Cependant, force fut de constater que son témoignage fut une amalgame d’anachronismes, d’approximations et d’incertitudes.
Ainsi l’accusé Séraphin Twahirwa que James Gasana devait charger est accusé de “génocide des Tutsi” autrement dit crimes interethniques ayant eu lieu depuis avril 1994. Mais le témoin James Gasana, pour confirmer cette accusation, évoque les crimes de bandits, et de droit commun qui auraient eu lieu en 1992 et 1993 quand il était encore ministre de la Défense!
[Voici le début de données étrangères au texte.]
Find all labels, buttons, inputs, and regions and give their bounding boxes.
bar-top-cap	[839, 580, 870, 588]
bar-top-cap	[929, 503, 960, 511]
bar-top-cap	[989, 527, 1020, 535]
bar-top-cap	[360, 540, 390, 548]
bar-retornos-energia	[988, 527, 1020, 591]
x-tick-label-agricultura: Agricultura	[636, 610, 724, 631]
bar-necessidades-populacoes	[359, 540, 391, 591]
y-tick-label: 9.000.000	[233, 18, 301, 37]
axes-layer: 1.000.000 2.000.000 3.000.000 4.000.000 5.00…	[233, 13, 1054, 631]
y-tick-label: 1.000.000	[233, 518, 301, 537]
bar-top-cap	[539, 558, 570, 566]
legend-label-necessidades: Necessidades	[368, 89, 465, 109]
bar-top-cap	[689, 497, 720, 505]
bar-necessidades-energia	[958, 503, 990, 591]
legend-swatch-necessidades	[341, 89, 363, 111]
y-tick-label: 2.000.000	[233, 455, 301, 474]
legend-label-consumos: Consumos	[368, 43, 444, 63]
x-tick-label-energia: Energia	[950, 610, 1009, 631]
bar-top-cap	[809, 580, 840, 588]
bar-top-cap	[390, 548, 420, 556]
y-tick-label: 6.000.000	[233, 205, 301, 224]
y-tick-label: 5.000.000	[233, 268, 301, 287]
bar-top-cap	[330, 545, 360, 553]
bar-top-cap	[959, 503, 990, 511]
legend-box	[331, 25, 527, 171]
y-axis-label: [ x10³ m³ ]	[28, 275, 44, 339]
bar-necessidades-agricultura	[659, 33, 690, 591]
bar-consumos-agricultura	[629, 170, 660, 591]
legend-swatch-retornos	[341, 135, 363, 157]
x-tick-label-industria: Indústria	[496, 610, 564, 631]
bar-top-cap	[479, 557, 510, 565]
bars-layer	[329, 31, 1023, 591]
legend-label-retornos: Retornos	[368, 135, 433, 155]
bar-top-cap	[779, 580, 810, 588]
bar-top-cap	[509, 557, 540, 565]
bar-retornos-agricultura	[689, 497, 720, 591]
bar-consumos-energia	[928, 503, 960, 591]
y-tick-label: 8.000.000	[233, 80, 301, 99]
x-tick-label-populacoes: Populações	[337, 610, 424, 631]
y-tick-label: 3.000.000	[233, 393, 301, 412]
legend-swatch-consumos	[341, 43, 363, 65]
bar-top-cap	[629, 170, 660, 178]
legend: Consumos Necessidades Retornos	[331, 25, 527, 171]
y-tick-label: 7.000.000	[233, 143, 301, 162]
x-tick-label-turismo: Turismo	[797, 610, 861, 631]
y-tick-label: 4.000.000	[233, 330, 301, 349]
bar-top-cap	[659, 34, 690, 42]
Et au passage, il affirme que les actes des Interahamwe auraient été l’un des motifs de sa désertion en temps de guerre alors que la défense du pays était entre ses mains. Et certains de se demander : James Gasana a-t-il fui le “génocide de 1992-93” dont il accuse aujourd’hui Séraphin Twahirwa?
Et pour en rajouter à la confusion, le témoin à charge James Gasana a avoué n’avoir entendu le nom de Twahirwa qu’en lisant les rapports de ses services. Enfin, il a quand-même eu l’honnêteté d’avouer qu’il ne connait rien de Pierre Basabose, le co-accusé de Séraphin Twahirwa.
Bref, on ne sait pas quel valeur et quel poids la Cour donnera à ce témoignage d’un ancien ministre hutu chargeant un autre hutu de “génocide” qui aurait été commis deux ans avant le déclenchement du seul génocide reconnu par les juridictions internationales. Il feint d’ignorer que ce “génocide” a commencé le 06 avril 1994 quand l’avion qui transportait les présidents Habyarimana du Rwanda et Ntaryamira du Burundi fut abattu par des missiles sol-air tirés par les hommes de Paul Kagame.
- Témoins venus du Rwanda
Parmi les témoins à charge mandatés par le régime de Kigali, une femme Tutsi a confirmé le constat fait après les jugements des Hutu, que ce soit devant les tribunaux rwandais, ou des cours et tribunaux internationaux. Ce constat est le suivant: avoir protéger les tutsi lors des tueries d’avril à juillet 1994 souvent au risque de sa propre vie, au lieu de constituer une circonstance atténuante en faveur du Hutu jugé, cela constitue une circonstance aggravante et sans appel.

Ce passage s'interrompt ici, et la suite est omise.